The increase of online communication and sharing of information, goods and services has led to the increase of unethical activity related to such practices. Below we will look at 3 issues and how they have affected online communities and businesses:


Hacking is the act of gaining unauthorised access to a computer system without the owner of the system's consent. Hackers may enter a computer system for several reasons. Some may want to steal information, others to cause damage to the system and some may just want to test their skills.

Hacking is an old practice, and has become more and mroe prevelent as the online world has grown.

For a brief history of hacking - click here

In recent years, hacking has become an international problem for governments and entire countries, not just individuals and companies. Countries now employ huge teams of computer scientists not only to prevent hackers but also to gain access to other country's computer systems and learn information key to international strength. The United States has previously blamed China for failing to prevent hackers' constant attempts to break in to its government systems. They have even gone so far as to suggest that China funds such attempts.


Hackers use several methods to gain access to computer systems. One of the most popular uses a method called 'phishing'. Phishing means pretending to be someone you are not to gain information. Hackers will send information to victims claiming to be from their bank or other institution. They will attempt to gain information from the victim which they can then use to gain access to their bank accounts and other secret information. Others will get the victim to download a file they think is from a friend of colleague which then gives the hacker access to their files and systems.
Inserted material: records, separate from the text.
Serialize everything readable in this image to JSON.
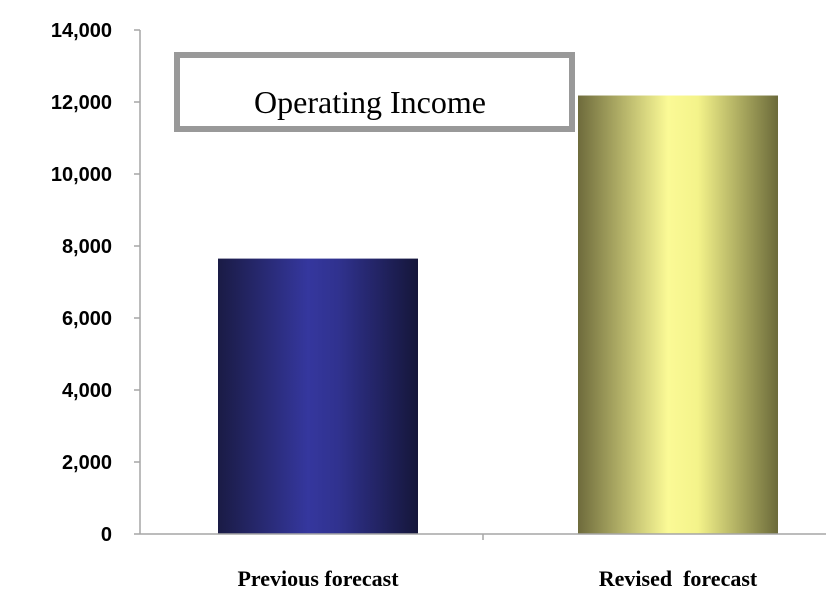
{
  "chart_data": {
    "type": "bar",
    "title": "Operating Income",
    "categories": [
      "Previous forecast",
      "Revised  forecast"
    ],
    "values": [
      7650,
      12180
    ],
    "ylim": [
      0,
      14000
    ],
    "yticks": [
      "0",
      "2,000",
      "4,000",
      "6,000",
      "8,000",
      "10,000",
      "12,000",
      "14,000"
    ],
    "xlabel": "",
    "ylabel": "",
    "grid": false,
    "legend": "none"
  },
  "colors": {
    "previous_bar": "#2e3192",
    "revised_bar": "#f7f78c",
    "axis": "#a6a6a6",
    "title_border": "#999999"
  }
}
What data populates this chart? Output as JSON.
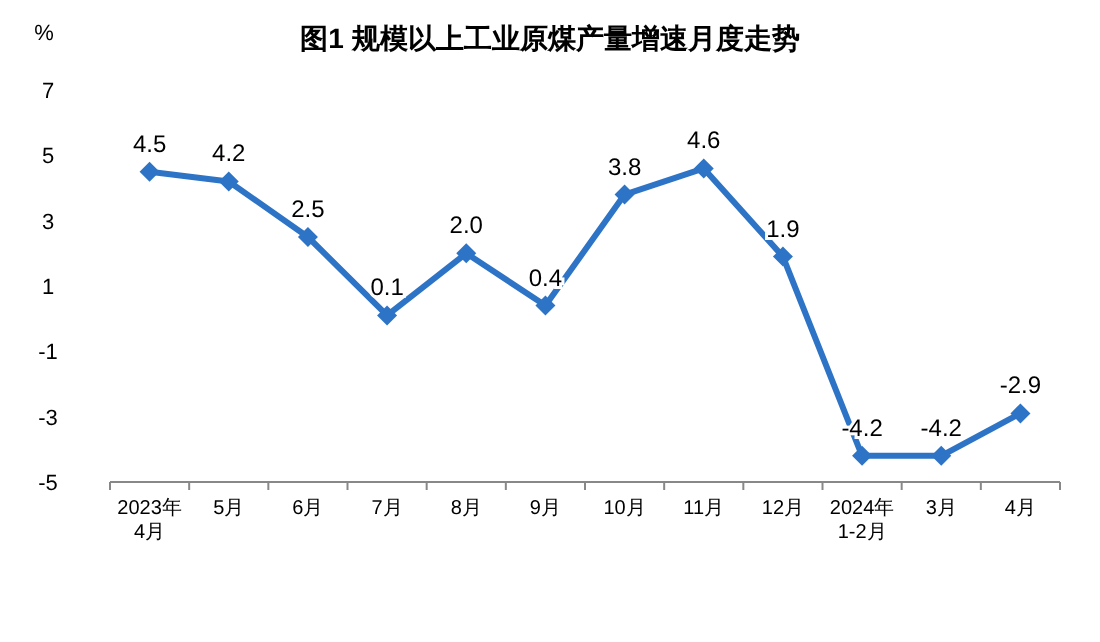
{
  "chart_data": {
    "type": "line",
    "title": "图1  规模以上工业原煤产量增速月度走势",
    "ylabel": "%",
    "categories": [
      "2023年\n4月",
      "5月",
      "6月",
      "7月",
      "8月",
      "9月",
      "10月",
      "11月",
      "12月",
      "2024年\n1-2月",
      "3月",
      "4月"
    ],
    "series": [
      {
        "color": "#2e74c6",
        "values": [
          4.5,
          4.2,
          2.5,
          0.1,
          2.0,
          0.4,
          3.8,
          4.6,
          1.9,
          -4.2,
          -4.2,
          -2.9
        ],
        "value_labels": [
          "4.5",
          "4.2",
          "2.5",
          "0.1",
          "2.0",
          "0.4",
          "3.8",
          "4.6",
          "1.9",
          "-4.2",
          "-4.2",
          "-2.9"
        ]
      }
    ],
    "ylim": [
      -5,
      7
    ],
    "yticks": [
      -5,
      -3,
      -1,
      1,
      3,
      5,
      7
    ],
    "marker": "diamond",
    "line_style": "solid"
  }
}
Another method is to use the vulnerabilities in software to gain access to the system. Most software will have at least a few flaws when it is first released. Hackers find these flaws and use them to gain access to the user's files. For example, software may cause the victim's computer to have open ports, virtual gateways to the system which are used by software to access the network, which can be taken over and used by the hacker to enter the computer. These vulnerabilities are called '0 day exploits' and can be bought on the black market for a lot of money.

Hacking costs governments, companies and the public billions worldwide every year. Banks are a particular target for hackers because they control so much money. Bank clearning houses, which control money being transfered from one account to another are a particular target as hacker's see them as the most effective way of profiting. To prevent such attacks, companies now spend far more than ever before on cyber security, with larger companies employing departments of hundreds of computer science experts aiming to prevent cyber attacks.


To avoid hackers gaining access to the most important information, companies often have the most sensitive and valuable data on a computer which is behind an 'air gap'. This means a computer which is not connected to the internet or external networks in any way, so hackers cannot gain remote access. To circumvent this, hackers have been forced to think of other ways. In 2008 a major cyber attack on US military systems was discovered. It had come from a USB disk which had been found in a parking lot. Curious of its contents, someone had inserted it in to an air-gapped computer unleashing the virus. Criminals have also used wireless frequencies to hack computers without the need for them to be connected to a network.